Cherry Hill's architectural style is Georgian with a timber frame construction, typical of the time period in which it was built (1787 to be exact). It's sometimes called post and beam construction. The posts (vertical supports) and the beams (horizontal supports) of the frame sit on the sills of the house. Sills are large beams that sit atop the foundation walls of the structure and bear the weight of the wooden frame. In the case of Cherry Hill certain factors from the physical environment (when we're feeling particularly juvenile and sorry for ourselves we call them "museum enemies") have compromised parts of the sill. For instance, exposure to water over the years has caused parts of the sill as well as the bases of some posts that would normally rest on the sill, to rot. Add to this the fact that the family used the garret as the resting place for the large number of their (heavy) possessions, the weight of which exerted a 100 lb, force per square foot on a floor designed to withstand 30 lbs of force per square foot and you will better comprehend the resultant structural problems
Timber Frame Construction |
Now jump in my hot tub time machine and travel with me to a point in the distant past when you were sitting in a room full of other nervous, and perhaps smelly, teenagers, diligently going question by question through your SAT.

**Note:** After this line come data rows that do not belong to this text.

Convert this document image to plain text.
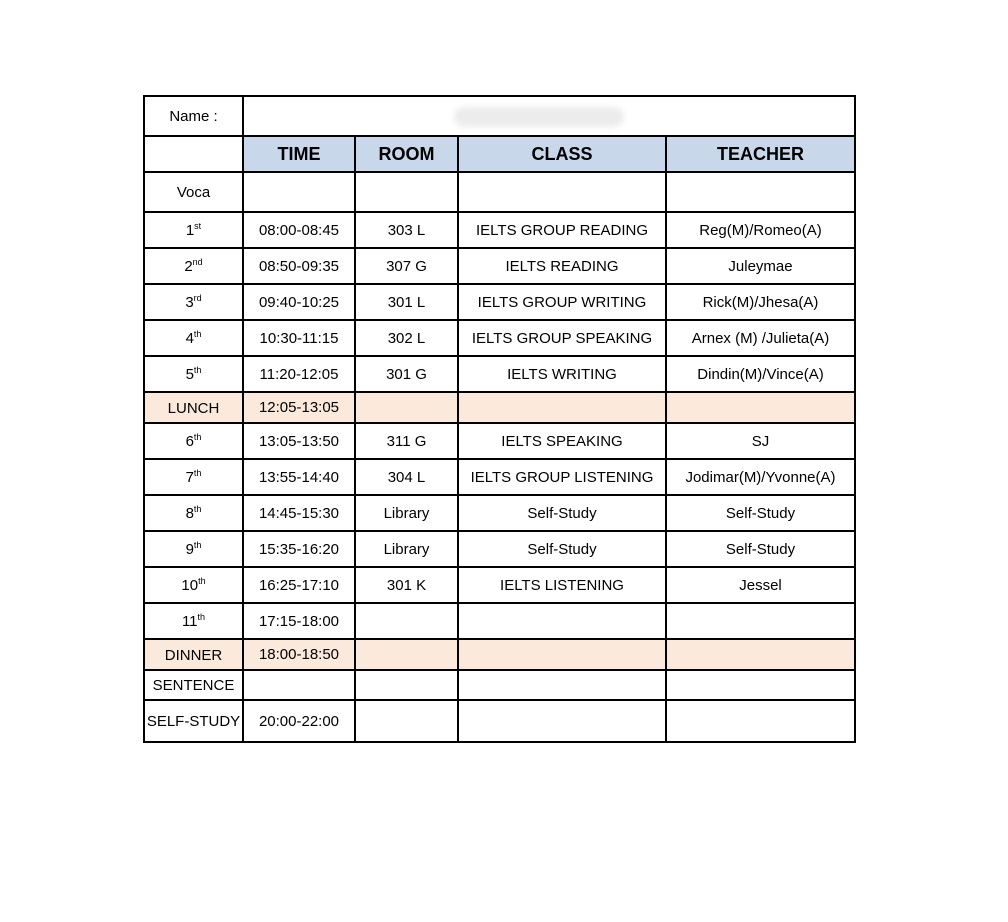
Name :				

	TIME	ROOM	CLASS	TEACHER
Voca				
1st	08:00-08:45	303 L	IELTS GROUP READING	Reg(M)/Romeo(A)
2nd	08:50-09:35	307 G	IELTS READING	Juleymae
3rd	09:40-10:25	301 L	IELTS GROUP WRITING	Rick(M)/Jhesa(A)
4th	10:30-11:15	302 L	IELTS GROUP SPEAKING	Arnex (M) /Julieta(A)
5th	11:20-12:05	301 G	IELTS WRITING	Dindin(M)/Vince(A)
LUNCH	12:05-13:05			
6th	13:05-13:50	311 G	IELTS SPEAKING	SJ
7th	13:55-14:40	304 L	IELTS GROUP LISTENING	Jodimar(M)/Yvonne(A)
8th	14:45-15:30	Library	Self-Study	Self-Study
9th	15:35-16:20	Library	Self-Study	Self-Study
10th	16:25-17:10	301 K	IELTS LISTENING	Jessel
11th	17:15-18:00			
DINNER	18:00-18:50			
SENTENCE				
SELF-STUDY	20:00-22:00			
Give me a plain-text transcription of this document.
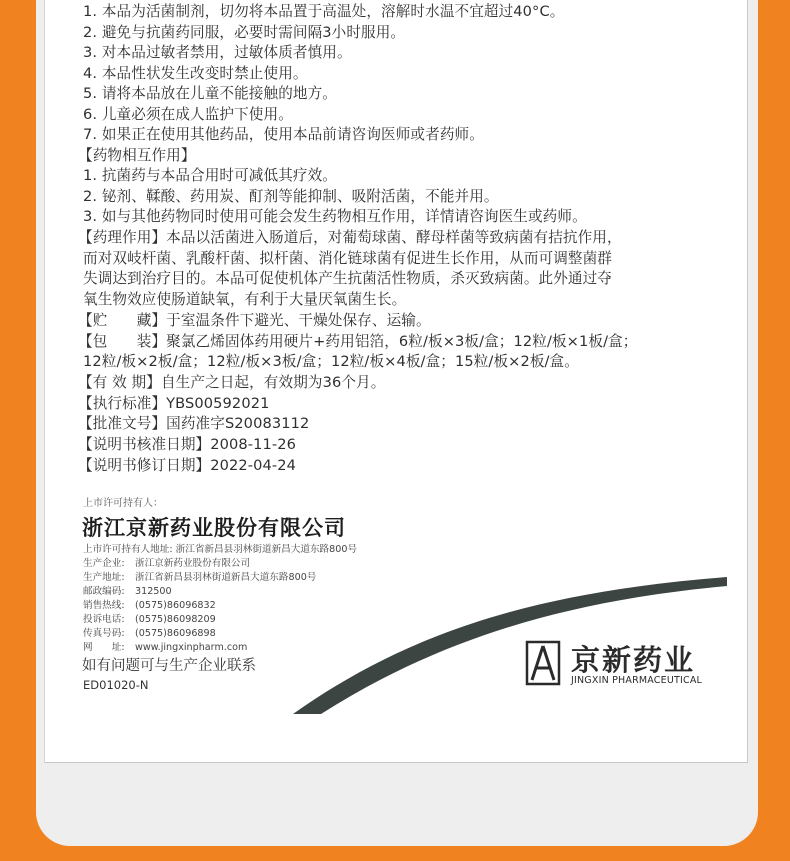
1. 本品为活菌制剂，切勿将本品置于高温处，溶解时水温不宜超过40°C。
2. 避免与抗菌药同服，必要时需间隔3小时服用。
3. 对本品过敏者禁用，过敏体质者慎用。
4. 本品性状发生改变时禁止使用。
5. 请将本品放在儿童不能接触的地方。
6. 儿童必须在成人监护下使用。
7. 如果正在使用其他药品，使用本品前请咨询医师或者药师。
【药物相互作用】
1. 抗菌药与本品合用时可减低其疗效。
2. 铋剂、鞣酸、药用炭、酊剂等能抑制、吸附活菌，不能并用。
3. 如与其他药物同时使用可能会发生药物相互作用，详情请咨询医生或药师。
【药理作用】本品以活菌进入肠道后，对葡萄球菌、酵母样菌等致病菌有拮抗作用，
而对双岐杆菌、乳酸杆菌、拟杆菌、消化链球菌有促进生长作用，从而可调整菌群
失调达到治疗目的。本品可促使机体产生抗菌活性物质，杀灭致病菌。此外通过夺
氧生物效应使肠道缺氧，有利于大量厌氧菌生长。
【贮　　藏】于室温条件下避光、干燥处保存、运输。
【包　　装】聚氯乙烯固体药用硬片+药用铝箔，6粒/板×3板/盒；12粒/板×1板/盒；
12粒/板×2板/盒；12粒/板×3板/盒；12粒/板×4板/盒；15粒/板×2板/盒。
【有 效 期】自生产之日起，有效期为36个月。
【执行标准】YBS00592021
【批准文号】国药准字S20083112
【说明书核准日期】2008-11-26
【说明书修订日期】2022-04-24
上市许可持有人：
浙江京新药业股份有限公司
上市许可持有人地址: 浙江省新昌县羽林街道新昌大道东路800号
生产企业: 浙江京新药业股份有限公司
生产地址: 浙江省新昌县羽林街道新昌大道东路800号
邮政编码: 312500
销售热线: (0575)86096832
投诉电话: (0575)86098209
传真号码: (0575)86096898
网　　址: www.jingxinpharm.com
如有问题可与生产企业联系
ED01020-N
京新药业
JINGXIN PHARMACEUTICAL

The Director:HCH :: (translation The Director is to HCH as...)
A. cheese fries and beer are to the Communications Coordinator
B. the sill is to the post and beam construction of Cherry Hill
C. coffee is to the Cherry Hill staff
D. a hypothesis:dog
If you chose B you are correct and probably scored really high on the verbal component of your SAT (if you are like me, that also means you scored abysmally low on the math component of your SAT). If you chose A you are now aware of what the Communications Coordinator considers the two vital food groups that provide her with nourishment. If you picked C you were close, that choice was intended to throw you off because it seems at times as if coffee is a stabilizing necessity to the continued existence of the HCH staff. If you chose D you probably scored really high on the math component of your SAT.
A further elaboration of the correct answer: My Director is like the sill on which the post and beam frame of the house sits. Without her steadying, un-rotted presence HCH would be (like the posts of the actual house structure are) floating in air.
She's a magician who can pull things out of her Buffalo Sabres magic hat, like funding for operational costs and restoration efforts when there is no earthly reason why those funds should appear. Maybe it's the house which has rubbed off on her - things happen here all the time that defy explanation and reason, like, why is the east side of the house still standing? (Actually I can answer that. According to our structural engineers we don't have to worry because the porch is holding up the posts which are rotted at the bottom and no longer resting on the sill and the lath and plaster of the walls are actually holding up the east side wall of the house. Right, no need to worry folks, the house is being saved from collapse by things that were never designed to save it from collapse. If that doesn't defy reason...). Or why is that pane of glass floating in thin air instead of smashed into little pieces on the ground in front of the window?
Magical Window Pane |
Maybe it's the little makeshift voodoo shrine she set up in her office to which she makes monetary offerings in hopes the gods will show favor to HCH. Maybe it's her borderline unhealthy fascination with all things Harry Potter. Or maybe it's because she is a Red Sox fan and she grew up believing in curses and things of that nature. I just don't know. I don't have any answers. All that I do have is the ability to dedicate my post this week to the magical talents of the Amazing Director without whom Cherry Hill would be just another 220-plus-year-old Georgian house with structural issues and an enormous collection, stuck up a certain type of creek without the requisite paddle.